Lake Pukaki — das türkisfarbene Tor zu Aoraki/Mt Cook

Wo ist der beste Aussichtspunkt für Lake Pukaki und Aoraki/Mt Cook?

Die Staudamm-Mauer des Lake Pukaki auf der SH8 (die Kreuzung, wo Sie auf die SH80 in Richtung Mt Cook abbiegen) bietet die klassische Aussicht: türkisfarbener See im Vordergrund, das Mt Cook-Gebirge in der Ferne. An klaren Morgen ist Aoraki/Mt Cook (3.724 m) in 90 km Entfernung direkt sichtbar. Halten Sie am Staudamm-Parkplatz an — ca. 1 Minute von der Hauptstraße. Kostenlos.

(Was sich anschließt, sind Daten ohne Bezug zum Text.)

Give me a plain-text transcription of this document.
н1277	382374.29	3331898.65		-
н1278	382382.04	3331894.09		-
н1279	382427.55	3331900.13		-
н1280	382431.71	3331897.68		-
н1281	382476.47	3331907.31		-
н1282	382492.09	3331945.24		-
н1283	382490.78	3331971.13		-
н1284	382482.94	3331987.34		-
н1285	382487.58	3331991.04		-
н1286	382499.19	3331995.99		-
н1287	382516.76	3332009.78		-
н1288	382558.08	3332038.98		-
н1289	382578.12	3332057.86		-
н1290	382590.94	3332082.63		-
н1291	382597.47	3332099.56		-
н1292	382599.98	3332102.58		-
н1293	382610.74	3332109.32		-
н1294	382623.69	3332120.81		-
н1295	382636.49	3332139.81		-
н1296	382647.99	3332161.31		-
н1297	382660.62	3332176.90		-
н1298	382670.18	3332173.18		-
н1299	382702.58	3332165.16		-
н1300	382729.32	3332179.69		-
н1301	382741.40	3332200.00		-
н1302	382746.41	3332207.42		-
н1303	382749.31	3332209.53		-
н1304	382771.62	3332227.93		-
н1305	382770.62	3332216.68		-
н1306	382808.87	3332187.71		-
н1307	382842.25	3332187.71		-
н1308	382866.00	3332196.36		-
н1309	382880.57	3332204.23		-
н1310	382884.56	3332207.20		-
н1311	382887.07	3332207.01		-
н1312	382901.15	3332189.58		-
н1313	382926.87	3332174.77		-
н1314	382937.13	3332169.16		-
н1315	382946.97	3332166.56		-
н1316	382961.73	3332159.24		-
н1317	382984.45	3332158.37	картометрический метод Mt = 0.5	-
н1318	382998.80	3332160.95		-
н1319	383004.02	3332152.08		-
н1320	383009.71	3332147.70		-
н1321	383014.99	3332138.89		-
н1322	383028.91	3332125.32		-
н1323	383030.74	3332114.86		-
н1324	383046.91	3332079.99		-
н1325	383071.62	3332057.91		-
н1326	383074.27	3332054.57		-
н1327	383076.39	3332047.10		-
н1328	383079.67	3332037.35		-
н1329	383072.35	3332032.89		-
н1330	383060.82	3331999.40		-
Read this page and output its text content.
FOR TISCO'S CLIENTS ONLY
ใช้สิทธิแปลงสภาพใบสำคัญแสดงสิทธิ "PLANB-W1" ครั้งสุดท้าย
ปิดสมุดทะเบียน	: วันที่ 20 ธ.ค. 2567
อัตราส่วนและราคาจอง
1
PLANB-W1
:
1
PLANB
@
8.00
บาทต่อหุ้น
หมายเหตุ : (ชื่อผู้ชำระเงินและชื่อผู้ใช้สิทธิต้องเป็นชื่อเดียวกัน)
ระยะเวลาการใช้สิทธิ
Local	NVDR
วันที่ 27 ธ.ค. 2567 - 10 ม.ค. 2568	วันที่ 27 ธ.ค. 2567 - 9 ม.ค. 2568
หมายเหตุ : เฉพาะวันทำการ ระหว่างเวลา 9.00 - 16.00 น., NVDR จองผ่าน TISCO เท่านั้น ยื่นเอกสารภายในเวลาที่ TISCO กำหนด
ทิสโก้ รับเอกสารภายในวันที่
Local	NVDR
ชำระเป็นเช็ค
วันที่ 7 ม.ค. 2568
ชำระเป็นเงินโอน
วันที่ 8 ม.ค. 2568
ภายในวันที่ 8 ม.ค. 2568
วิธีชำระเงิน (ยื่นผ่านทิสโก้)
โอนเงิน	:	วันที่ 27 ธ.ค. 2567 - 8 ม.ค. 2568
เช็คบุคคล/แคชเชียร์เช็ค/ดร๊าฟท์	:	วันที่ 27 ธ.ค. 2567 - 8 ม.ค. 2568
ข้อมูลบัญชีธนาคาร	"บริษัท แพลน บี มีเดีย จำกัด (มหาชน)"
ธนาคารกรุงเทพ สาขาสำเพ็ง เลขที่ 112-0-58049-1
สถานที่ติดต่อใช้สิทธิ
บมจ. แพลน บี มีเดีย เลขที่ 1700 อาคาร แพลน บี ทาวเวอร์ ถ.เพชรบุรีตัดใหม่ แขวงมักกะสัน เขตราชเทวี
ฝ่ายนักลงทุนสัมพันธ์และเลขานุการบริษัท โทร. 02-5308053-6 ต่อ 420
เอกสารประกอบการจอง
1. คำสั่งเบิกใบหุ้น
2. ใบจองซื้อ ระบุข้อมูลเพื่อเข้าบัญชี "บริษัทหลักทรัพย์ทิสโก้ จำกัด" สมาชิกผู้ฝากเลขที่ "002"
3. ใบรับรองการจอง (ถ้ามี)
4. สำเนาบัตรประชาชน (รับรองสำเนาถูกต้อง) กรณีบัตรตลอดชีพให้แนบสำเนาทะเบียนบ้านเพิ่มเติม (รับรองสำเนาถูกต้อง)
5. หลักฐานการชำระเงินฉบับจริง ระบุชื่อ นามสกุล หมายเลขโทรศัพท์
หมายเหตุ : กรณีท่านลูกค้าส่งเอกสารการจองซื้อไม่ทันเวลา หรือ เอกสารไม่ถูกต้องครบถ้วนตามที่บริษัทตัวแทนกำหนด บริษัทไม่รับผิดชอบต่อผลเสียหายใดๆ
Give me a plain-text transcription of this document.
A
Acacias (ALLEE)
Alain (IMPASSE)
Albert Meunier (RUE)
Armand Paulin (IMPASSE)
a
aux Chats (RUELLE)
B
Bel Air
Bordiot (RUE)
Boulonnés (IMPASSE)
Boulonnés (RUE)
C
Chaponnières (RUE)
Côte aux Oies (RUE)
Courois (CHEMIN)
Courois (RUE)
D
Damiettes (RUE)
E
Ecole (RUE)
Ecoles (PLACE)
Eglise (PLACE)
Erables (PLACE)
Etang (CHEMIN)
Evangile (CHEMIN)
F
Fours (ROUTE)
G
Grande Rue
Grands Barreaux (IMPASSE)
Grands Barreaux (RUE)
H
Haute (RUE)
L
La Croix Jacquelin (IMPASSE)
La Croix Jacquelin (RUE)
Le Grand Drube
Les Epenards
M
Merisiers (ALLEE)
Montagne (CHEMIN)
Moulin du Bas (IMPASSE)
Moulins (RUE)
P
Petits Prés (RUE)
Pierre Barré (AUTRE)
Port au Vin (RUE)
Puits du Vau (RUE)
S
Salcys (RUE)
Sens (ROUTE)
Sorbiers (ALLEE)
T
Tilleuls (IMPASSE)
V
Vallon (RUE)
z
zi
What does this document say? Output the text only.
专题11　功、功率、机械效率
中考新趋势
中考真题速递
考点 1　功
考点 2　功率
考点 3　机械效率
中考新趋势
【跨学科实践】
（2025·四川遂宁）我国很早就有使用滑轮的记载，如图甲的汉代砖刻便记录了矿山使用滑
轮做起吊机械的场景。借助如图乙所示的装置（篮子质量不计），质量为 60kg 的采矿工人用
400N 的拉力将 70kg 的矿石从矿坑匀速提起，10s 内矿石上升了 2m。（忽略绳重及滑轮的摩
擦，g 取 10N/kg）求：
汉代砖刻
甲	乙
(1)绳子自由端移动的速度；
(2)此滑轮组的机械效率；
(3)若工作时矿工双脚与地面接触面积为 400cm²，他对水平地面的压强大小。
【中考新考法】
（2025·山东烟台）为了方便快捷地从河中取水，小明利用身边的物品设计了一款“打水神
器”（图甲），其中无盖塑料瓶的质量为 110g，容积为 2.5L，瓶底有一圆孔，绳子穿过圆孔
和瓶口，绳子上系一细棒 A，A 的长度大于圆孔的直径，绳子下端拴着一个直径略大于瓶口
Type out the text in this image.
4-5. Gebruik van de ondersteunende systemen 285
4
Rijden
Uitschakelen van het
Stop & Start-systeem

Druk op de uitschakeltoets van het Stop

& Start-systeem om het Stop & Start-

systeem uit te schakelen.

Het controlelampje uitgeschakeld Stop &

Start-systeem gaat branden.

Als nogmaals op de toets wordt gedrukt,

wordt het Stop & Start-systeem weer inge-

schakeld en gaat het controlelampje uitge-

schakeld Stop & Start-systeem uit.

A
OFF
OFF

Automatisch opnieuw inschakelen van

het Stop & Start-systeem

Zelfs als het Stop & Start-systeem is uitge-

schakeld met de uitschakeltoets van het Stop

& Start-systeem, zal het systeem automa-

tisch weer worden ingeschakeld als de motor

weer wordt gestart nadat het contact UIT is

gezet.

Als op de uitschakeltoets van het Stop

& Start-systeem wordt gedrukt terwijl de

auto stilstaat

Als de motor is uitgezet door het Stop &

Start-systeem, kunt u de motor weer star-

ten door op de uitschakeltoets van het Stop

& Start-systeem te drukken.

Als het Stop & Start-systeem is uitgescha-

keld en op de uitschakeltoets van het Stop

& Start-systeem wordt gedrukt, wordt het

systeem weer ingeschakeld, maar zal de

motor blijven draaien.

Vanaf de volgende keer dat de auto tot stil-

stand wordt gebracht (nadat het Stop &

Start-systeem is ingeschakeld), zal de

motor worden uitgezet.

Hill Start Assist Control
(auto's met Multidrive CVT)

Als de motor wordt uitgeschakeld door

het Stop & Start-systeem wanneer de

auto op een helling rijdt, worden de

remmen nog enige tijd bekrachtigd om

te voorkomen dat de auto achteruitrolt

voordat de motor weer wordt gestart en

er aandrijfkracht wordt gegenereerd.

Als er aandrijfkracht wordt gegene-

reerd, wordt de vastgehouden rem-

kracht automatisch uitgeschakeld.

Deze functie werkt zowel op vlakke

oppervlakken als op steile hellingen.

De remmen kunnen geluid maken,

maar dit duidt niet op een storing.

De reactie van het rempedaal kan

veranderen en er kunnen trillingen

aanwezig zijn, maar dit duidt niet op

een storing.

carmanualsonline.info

Die Straße, die zu Neuseelands höchstem Gipfel führt

Lake Pukaki ist der Zugangssee zu Aoraki/Mt Cook — nicht im generischen Tourismusprospekt-Sinne, sondern buchstäblich: Die 55 Kilometer lange Straße entlang seiner Westküste (SH80) ist die einzige Landroute nach Mt Cook Village. Jeder Besucher von Aoraki nähert sich über die türkisfarbene Weite des Lake Pukaki, während der Berg am Ende des Tals größer wird, während er fährt.

Der See selbst ist 101 Quadratkilometer groß, 71 m tief und wird von der Gletscherschmelze des Tasman Gletschers gespeist. Wie Lake Tekapo (25 km nördlich) wird die Farbe durch Gletschermehl erzeugt — Gestein, das durch Gletscherbewegungen zu feinem Pulver gemahlen wurde und im Wasser schwebt. Pukakis Farbe tendiert etwas lebhafter als Tekapos, besonders im Spätsommer, wenn die Gletscherschmelze am höchsten ist.

Der Staudamm am Nordende des Sees wurde 1979 als Teil des Meridian Energy-Wasserkraftsystems angehoben — dies erhöhte den Seespiegel um 35 m und überflutete das ursprüngliche Township Pukaki (eine historische Stätte, die bei niedrigem Wasserstand gelegentlich sichtbar ist). Das moderne Seeufer ist ein bewirtschaftetes Reservoir statt ein rein natürlicher See, obwohl das visuelle Ergebnis unverändert ist.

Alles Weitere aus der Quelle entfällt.